She’s three blocks from her house when the blue and red lights begin illuminating the car’s interior. She peers at the rear view mirror in horror as the police officer signals her to pull over.
Not now, she thinks to herself. Not tonight.
Under normal circumstances she wouldn’t mind being interrogated by enforcers of the law, but she had consumed four vodka tonics throughout the evening, and she’s pretty sure she’s at or just over the legal blood-alcohol limit. She reaches for the gum and hopes for the best.
The cop seemingly appears out of nowhere and forcefully knocks on her window. She’s startled at first, but then she calmly rolls it down and attempts her best Eddie Haskell impersonation.
“Is there a problem, officer?” she asks, faking a warm smile.
“Yes,” he says, unamused. “Ma’am, do you know why I pulled you over?”
“I’m assuming the author of this story needs a premise and he can’t really think of a good one,” she says.
“Yeah,” he agrees as he sighs and relaxes his demeanor. “That’s gotta be it. You weren’t even swerving. I never would have pulled you over if I wasn’t in this story.”
“I haven’t seen a writer attempt something so trite in a long time,” she says with a laugh.
The cop nods. “That’s why I’m an officer of the law and not a writer,” he says. “At least by being a cop, I’m taking bad guys off the street and making the world a safer place. What does a writer even do?”
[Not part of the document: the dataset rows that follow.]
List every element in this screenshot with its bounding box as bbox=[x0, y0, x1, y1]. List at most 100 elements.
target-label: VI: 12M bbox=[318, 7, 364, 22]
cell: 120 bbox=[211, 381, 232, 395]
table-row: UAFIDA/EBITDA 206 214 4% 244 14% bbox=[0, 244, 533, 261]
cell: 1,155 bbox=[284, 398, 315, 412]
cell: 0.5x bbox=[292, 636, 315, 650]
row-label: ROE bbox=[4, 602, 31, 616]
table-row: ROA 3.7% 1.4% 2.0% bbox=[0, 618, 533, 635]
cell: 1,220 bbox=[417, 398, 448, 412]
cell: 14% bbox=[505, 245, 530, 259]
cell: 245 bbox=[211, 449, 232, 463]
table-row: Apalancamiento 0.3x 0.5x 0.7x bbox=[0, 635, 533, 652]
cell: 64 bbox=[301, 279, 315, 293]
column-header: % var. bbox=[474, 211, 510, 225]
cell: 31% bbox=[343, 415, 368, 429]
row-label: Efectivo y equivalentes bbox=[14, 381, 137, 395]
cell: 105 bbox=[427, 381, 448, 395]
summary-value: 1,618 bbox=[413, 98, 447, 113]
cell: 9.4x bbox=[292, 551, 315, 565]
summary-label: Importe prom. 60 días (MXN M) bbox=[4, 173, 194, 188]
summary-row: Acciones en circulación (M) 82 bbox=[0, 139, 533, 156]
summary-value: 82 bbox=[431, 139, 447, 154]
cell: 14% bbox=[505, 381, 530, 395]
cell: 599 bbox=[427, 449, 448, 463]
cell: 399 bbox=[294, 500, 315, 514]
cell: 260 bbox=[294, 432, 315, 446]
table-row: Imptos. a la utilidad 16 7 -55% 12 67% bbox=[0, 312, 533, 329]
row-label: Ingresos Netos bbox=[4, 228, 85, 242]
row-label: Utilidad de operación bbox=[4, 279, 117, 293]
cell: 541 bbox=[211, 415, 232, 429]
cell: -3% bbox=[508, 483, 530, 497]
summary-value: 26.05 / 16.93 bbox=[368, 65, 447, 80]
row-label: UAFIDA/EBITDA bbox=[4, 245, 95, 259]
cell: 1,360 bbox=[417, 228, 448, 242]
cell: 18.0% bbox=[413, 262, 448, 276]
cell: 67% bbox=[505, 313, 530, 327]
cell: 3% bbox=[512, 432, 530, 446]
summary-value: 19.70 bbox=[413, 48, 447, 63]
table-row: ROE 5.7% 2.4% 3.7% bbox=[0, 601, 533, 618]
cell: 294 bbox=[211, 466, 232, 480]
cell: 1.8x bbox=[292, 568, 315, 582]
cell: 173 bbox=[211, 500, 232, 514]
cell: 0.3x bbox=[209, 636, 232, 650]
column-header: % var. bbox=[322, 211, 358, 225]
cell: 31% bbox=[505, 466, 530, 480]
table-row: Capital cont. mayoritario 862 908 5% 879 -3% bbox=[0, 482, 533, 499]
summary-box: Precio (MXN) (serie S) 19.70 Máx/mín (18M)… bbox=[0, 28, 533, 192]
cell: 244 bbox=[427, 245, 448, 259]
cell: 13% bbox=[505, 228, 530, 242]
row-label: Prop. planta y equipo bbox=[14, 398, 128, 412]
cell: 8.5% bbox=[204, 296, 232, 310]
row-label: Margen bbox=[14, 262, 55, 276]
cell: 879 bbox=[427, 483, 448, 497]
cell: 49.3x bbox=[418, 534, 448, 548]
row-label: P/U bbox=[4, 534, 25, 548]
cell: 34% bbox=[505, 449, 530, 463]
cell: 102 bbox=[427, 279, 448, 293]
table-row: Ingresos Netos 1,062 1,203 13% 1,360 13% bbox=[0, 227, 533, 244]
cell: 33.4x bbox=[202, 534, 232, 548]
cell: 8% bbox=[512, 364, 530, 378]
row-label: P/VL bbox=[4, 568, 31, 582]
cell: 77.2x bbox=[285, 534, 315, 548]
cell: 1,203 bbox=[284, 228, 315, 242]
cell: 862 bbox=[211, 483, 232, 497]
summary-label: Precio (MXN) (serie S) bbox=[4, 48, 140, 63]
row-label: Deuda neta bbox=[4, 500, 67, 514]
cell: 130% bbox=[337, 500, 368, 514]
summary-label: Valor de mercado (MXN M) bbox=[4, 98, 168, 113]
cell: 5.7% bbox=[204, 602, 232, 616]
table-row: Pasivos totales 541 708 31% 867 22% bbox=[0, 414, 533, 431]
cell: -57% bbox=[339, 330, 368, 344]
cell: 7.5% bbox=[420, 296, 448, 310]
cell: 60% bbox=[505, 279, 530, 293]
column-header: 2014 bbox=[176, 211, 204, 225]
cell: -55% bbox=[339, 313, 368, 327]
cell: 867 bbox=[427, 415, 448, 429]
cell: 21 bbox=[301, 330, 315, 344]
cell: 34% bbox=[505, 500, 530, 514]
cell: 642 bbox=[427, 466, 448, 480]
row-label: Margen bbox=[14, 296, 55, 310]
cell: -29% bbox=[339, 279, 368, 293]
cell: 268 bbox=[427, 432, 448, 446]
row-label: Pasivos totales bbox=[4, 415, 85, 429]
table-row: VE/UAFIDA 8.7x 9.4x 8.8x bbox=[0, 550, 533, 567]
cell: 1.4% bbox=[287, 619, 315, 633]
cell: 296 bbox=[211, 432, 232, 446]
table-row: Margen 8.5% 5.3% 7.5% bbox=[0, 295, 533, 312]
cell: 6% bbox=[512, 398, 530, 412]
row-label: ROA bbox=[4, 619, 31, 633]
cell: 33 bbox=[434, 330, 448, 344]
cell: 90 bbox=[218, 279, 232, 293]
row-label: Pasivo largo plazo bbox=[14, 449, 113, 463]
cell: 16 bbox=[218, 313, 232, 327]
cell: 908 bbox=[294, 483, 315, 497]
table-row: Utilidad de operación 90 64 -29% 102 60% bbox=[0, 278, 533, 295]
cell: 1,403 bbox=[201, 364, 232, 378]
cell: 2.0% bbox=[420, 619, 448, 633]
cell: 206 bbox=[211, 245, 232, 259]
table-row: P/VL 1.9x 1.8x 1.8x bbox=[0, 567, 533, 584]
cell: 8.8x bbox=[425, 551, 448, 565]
“I don’t know — other than sitting around and staring at a computer all day. That’s no way to live. Besides, you’d have to be pretty full of yourself to think that you can write any better than the millions of struggling writers already out there. The fiction market is totally saturated.”
The woman character (who I don’t even bother to name or identify in any real way) and the police officer shake their heads, clearly out of pity for all the losers sitting in their houses right now, writing their lives away. Sometimes fictional characters can be real jerks.